Für die Deutsche Bank ist die US-Zinserhöhung in Kombination mit einer "akkomodierenden Sprache der Fed" Basis des Ausblicks auf das Jahr 2016, wie Stefan Kreuzkamp, Chief Investment Officer im Asset Management, erläutert: Dementsprechend bleibt die Bank bei ihrem konstruktiven Ausblick für die Aktienmärkte der großen Industriestaaten - mit einer leichten Präferenz der Eurozone und Japans gegenüber dem US-Markt.

"Unsere Kursziele zum Jahresende 2016 liegen bei 2.170 Punkten für den S&P 500, 11.700 für den Dax, 3.600 für den EuroStoxx 50 und 1.030 für den MSCI Japan." Mit Blick auf die Sektoren favorisiert die Bank Technologie, zyklische Konsumgüter und Finanzwerte. "Vor allem letztere haben sich in der Vergangenheit stets sehr stark entwickelt, sobald Zentralbanken die Zinsen erhöht haben."

Skepsis gegenüber Schwellenländern

Die Kombination aus moderatem Weltwirtschaftswachstum und mehrheitlich expansiver Geldpolitik komme riskanteren Vermögenswerten wie Aktien zugute, meint Christophe Bernard von Vontobel. "Die Bewertungen sind bestenfalls fair."

Staatsanleihen der europäischen Kernländer - allen voran deutsche Bundesanleihen - und US-Treasuries würden voraussichtlich geringe Verluste erleiden. Gleichzeitig werde sich das Segment der Unternehmensanleihen, beispielsweise hochverzinsliche Papiere, gut behaupten, da eine Rezession ziemlich unwahrscheinlich sei.

"Ob sich Aktien und Anleihen der aufstrebenden Volkswirtschaften erholen, hängt stark von der Stabilisierung der Rohstoffpreise ab", ergänzt Bernard. Die aktuelle Reaktion auf der Angebotsseite scheine nicht auszureichen, um die Märkte ins Gleichgewicht zu bringen. "Unter dem Strich sind die Aussichten auf hohe Renditen auf den Finanzmärkten relativ verhalten, da hyperaktive Währungshüter die Bewertungen in die Höhe getrieben haben."

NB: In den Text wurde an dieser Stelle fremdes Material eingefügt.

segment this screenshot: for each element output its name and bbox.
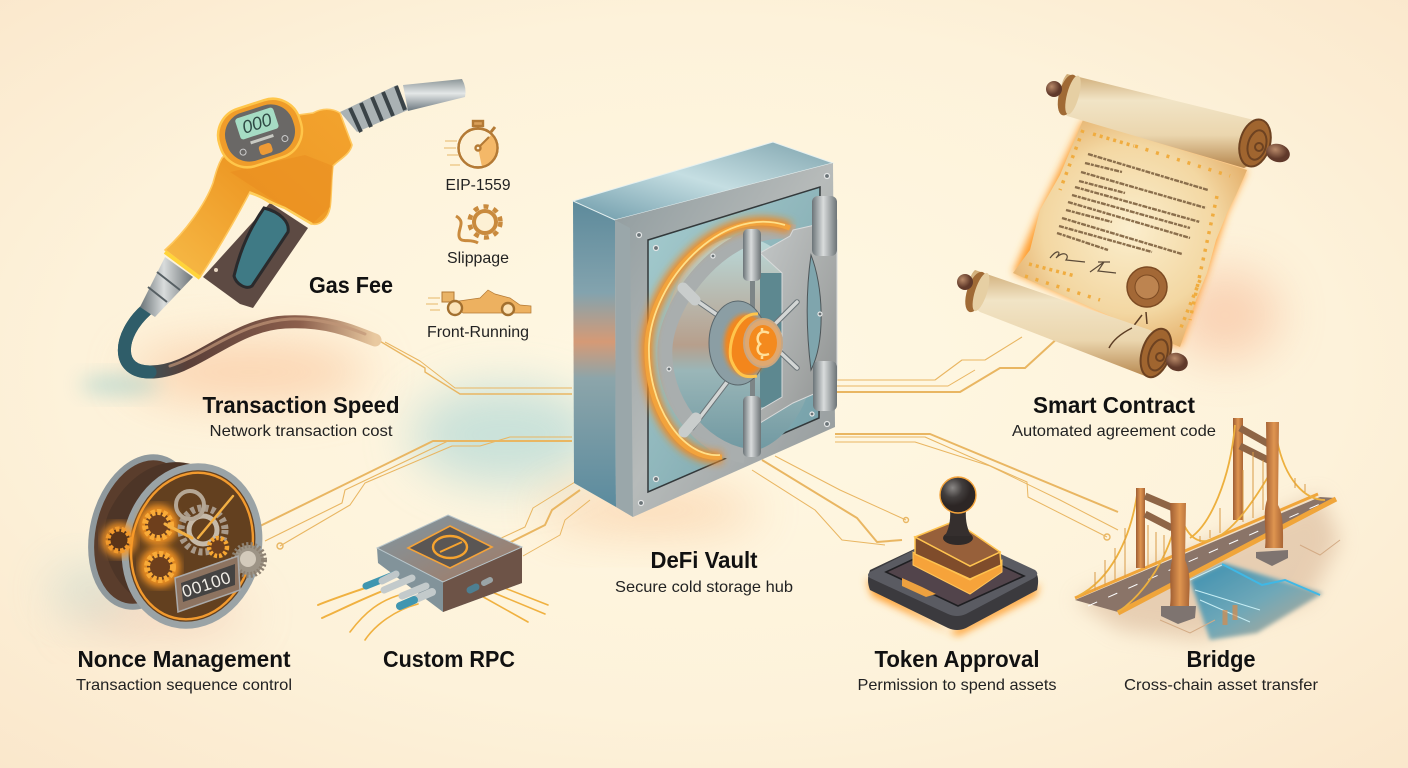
heading: gas fee: Gas Fee <box>309 272 393 298</box>
panel: gas sub-topics <box>426 121 531 341</box>
icon: vault <box>573 142 837 517</box>
vault front <box>615 163 835 517</box>
heading: DeFi vault: DeFi Vault <box>650 547 758 573</box>
background glows <box>50 270 1280 632</box>
heading: token approval: Token Approval <box>874 646 1040 672</box>
hanger lines <box>1095 452 1305 590</box>
locking window <box>760 273 782 407</box>
panel: nonce management <box>76 446 292 694</box>
central glowing hub <box>709 301 782 385</box>
top roller <box>1046 72 1292 170</box>
deck <box>1075 494 1336 613</box>
number counter: 00100 <box>180 568 233 602</box>
heading: transaction speed: Transaction Speed <box>202 392 400 418</box>
suspension cables <box>1078 425 1325 612</box>
panel: token approval <box>858 477 1056 694</box>
label: EIP-1559: EIP-1559 <box>446 177 511 194</box>
caption: permission to spend assets: Permission to spend assets <box>858 677 1056 694</box>
nozzle spout <box>340 79 466 132</box>
caption: transaction sequence control: Transaction sequence control <box>76 677 292 694</box>
stamp base <box>866 534 1040 636</box>
heading: nonce management: Nonce Management <box>78 646 291 672</box>
binary digits texture <box>1025 130 1230 330</box>
meter display: 000 <box>240 109 274 138</box>
heading: custom RPC: Custom RPC <box>383 646 515 672</box>
icon: suspension bridge <box>1075 418 1340 640</box>
icon: stopwatch <box>444 121 498 168</box>
panel: gas fee <box>124 79 466 440</box>
door recess <box>648 187 820 492</box>
orange body <box>165 109 352 278</box>
water with blue traces <box>1190 563 1323 640</box>
caption: cross-chain asset transfer: Cross-chain asset transfer <box>1124 677 1319 694</box>
icon: gear wheel with counter <box>76 446 275 640</box>
front tower <box>1136 488 1196 624</box>
wheel disc <box>664 237 816 453</box>
panel: custom RPC <box>318 515 548 672</box>
stamp blocks <box>913 521 1002 594</box>
second tower right leg <box>1256 422 1288 566</box>
glowing orange arc <box>647 222 790 457</box>
gears <box>106 491 227 582</box>
steel ring <box>665 231 795 456</box>
panel: smart contract <box>957 72 1292 440</box>
heading: smart contract: Smart Contract <box>1033 392 1195 418</box>
wires <box>318 585 548 640</box>
rear tower <box>1233 418 1272 520</box>
hose <box>124 310 375 372</box>
hinge plate <box>760 220 837 423</box>
wax seal <box>1127 267 1167 328</box>
caption: secure cold storage hub: Secure cold storage hub <box>615 579 793 596</box>
icon: race car <box>426 290 531 315</box>
spokes <box>683 288 797 432</box>
shadow under bridge <box>1075 495 1340 640</box>
trigger guard <box>203 203 308 308</box>
rear ring <box>76 446 215 618</box>
stamp handle <box>940 477 976 545</box>
vault side <box>573 201 616 507</box>
front ring <box>109 452 275 640</box>
heading: bridge: Bridge <box>1186 646 1256 672</box>
icon: RPC router with cables <box>318 515 548 640</box>
vertical bolts <box>743 229 761 457</box>
hinges <box>812 196 837 411</box>
icon: gear with slippage swirl <box>456 206 500 243</box>
metal collar <box>140 257 193 317</box>
circuit traces connecting the modules to the vault <box>255 336 1118 556</box>
panel: bridge <box>1075 418 1340 694</box>
router body <box>377 515 522 612</box>
vault top <box>573 142 833 220</box>
icon: fuel nozzle <box>124 79 466 372</box>
contract text lines <box>1057 154 1208 254</box>
panel: DeFi vault <box>573 142 837 596</box>
caption: network transaction cost: Network transaction cost <box>210 423 393 440</box>
icon: scroll <box>957 72 1292 381</box>
glowing parchment <box>1013 120 1247 347</box>
rivets <box>636 174 830 506</box>
side gear <box>234 545 264 575</box>
icon: approval stamp <box>866 477 1040 636</box>
number counter <box>175 556 240 612</box>
signatures <box>1050 252 1116 273</box>
connectors <box>366 574 490 606</box>
caption: automated agreement code: Automated agreement code <box>1012 423 1216 440</box>
meter display <box>211 91 309 175</box>
bottom roller <box>957 269 1190 381</box>
blueprint lines <box>1160 540 1340 633</box>
label: slippage: Slippage <box>447 250 509 267</box>
label: front-running: Front-Running <box>427 324 529 341</box>
clock hands <box>165 496 233 538</box>
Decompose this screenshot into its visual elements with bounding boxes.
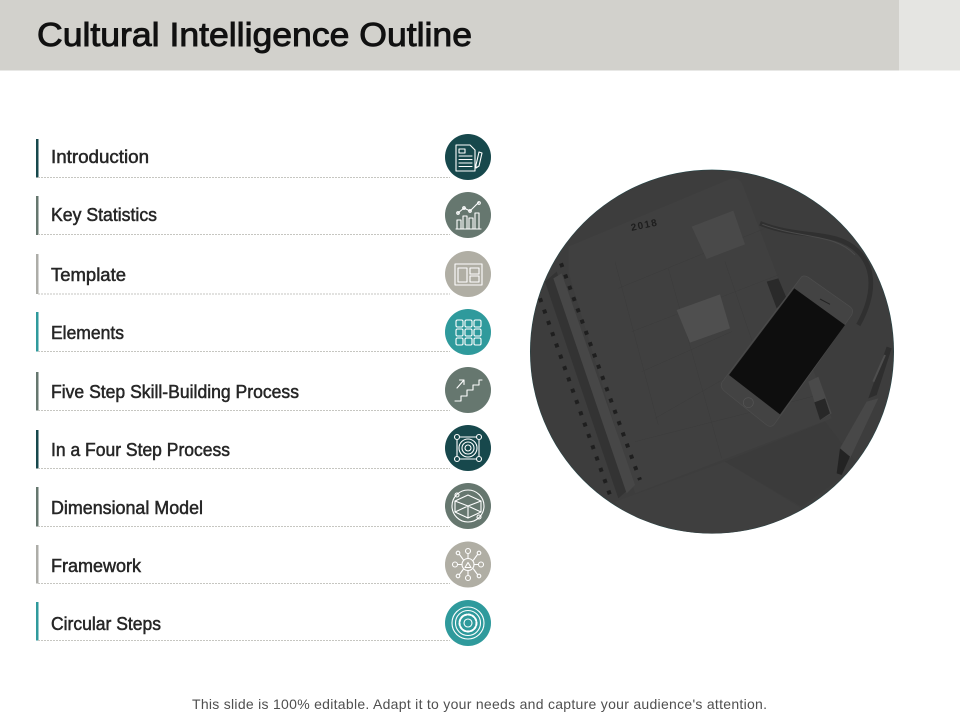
list item: Dimensional Model: Dimensional Model <box>51 498 203 518</box>
list item: Introduction: Introduction <box>51 147 149 167</box>
phone screen <box>729 288 845 414</box>
spiral binding <box>545 272 633 498</box>
list item: Five Step Skill-Building Process: Five Step Skill-Building Process <box>51 382 299 402</box>
icon: document and pen <box>445 134 491 180</box>
icon: circular steps gear <box>445 600 491 646</box>
icon: four step cycle <box>445 425 491 471</box>
list item: In a Four Step Process: In a Four Step Process <box>51 440 230 460</box>
planner year: 2018 <box>630 217 659 234</box>
dotted speaker and pen at right <box>840 398 878 458</box>
footer caption: This slide is 100% editable. Adapt it to your needs and capture your audience's attention. <box>192 696 767 712</box>
icon: bar and line chart <box>445 192 491 238</box>
list item: Framework: Framework <box>51 556 142 576</box>
watch strap <box>767 278 787 308</box>
calendar photo squares <box>692 211 745 259</box>
phone home button <box>743 398 753 408</box>
icon: dimensional cube <box>445 483 491 529</box>
planner grid <box>615 228 818 458</box>
list item: Template: Template <box>51 265 126 285</box>
title: Cultural Intelligence Outline <box>37 16 472 53</box>
icon: layout template <box>445 251 491 297</box>
photo: planner and phone on a desk <box>525 165 902 542</box>
planner page <box>568 178 832 493</box>
phone body <box>721 276 853 426</box>
list item: Elements: Elements <box>51 323 124 343</box>
list item: Circular Steps: Circular Steps <box>51 614 161 634</box>
cable <box>760 223 871 325</box>
icon: grid of elements <box>445 309 491 355</box>
icon: stairs with arrow <box>445 367 491 413</box>
desk shadow below planner <box>618 507 793 534</box>
icon: framework network <box>445 542 491 588</box>
header band <box>0 0 960 70</box>
list item: Key Statistics: Key Statistics <box>51 205 157 225</box>
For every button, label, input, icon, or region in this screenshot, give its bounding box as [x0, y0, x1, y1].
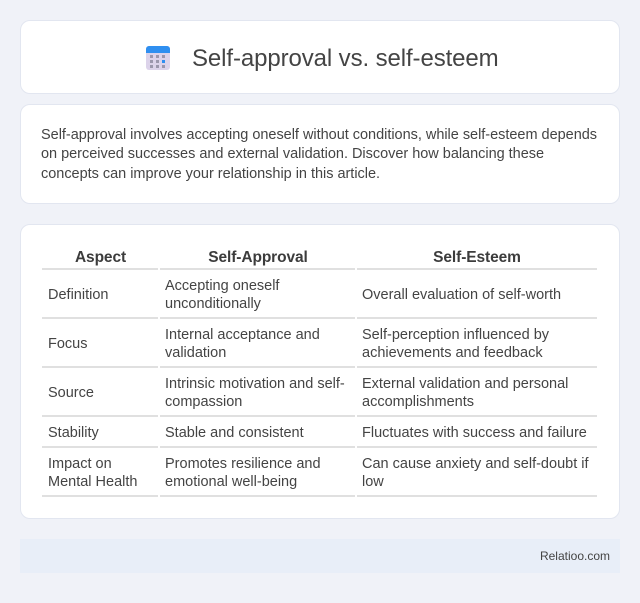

Nochmalige Lockerung im Euroraum?

"2016 wird sich für Investoren einiges ändern", bemerkt Jörg Krämer, Chefvolkswirt der Commerzbank, mit Blick auf die höheren US-Leitzinsen. "Die Rohstoffpreise dürften nach ihrer mehrjährigen Talfahrt zumindest einen Boden finden." Vieles werde einem 2016 allerdings auch bekannt vorkommen: Die Konjunktur in den USA laufe, während im Euroraum der Knoten wohl erneut nicht platzen werde. "Deshalb dürfte die EZB ihre Geldpolitik im Zweifel weiter lockern, was wiederum den Euro belasten und den Aktien Rückenwind geben werde. "Das größte Risiko bleiben die Emerging Markets."

Im Gegensatz zu 2015 werde die Rendite zehnjähriger Bundesanleihen 2016 keine neuen Tiefs markieren, sondern unter deutlichen Schwankungen moderat steigen.

Das DAX-Ziel für Ende nächsten Jahres liegt bei 12.600 Punkten. "Im Jahresverlauf dürfte der DAX natürlich immer wieder absacken - etwa wegen Sorgen um China."

Der Euro/US-Dollar-Wechselkurs werde sich voraussichtlich in Richtung Parität bewegen - wegen der klar divergierenden Geldpolitik in den USA und im Euroraum.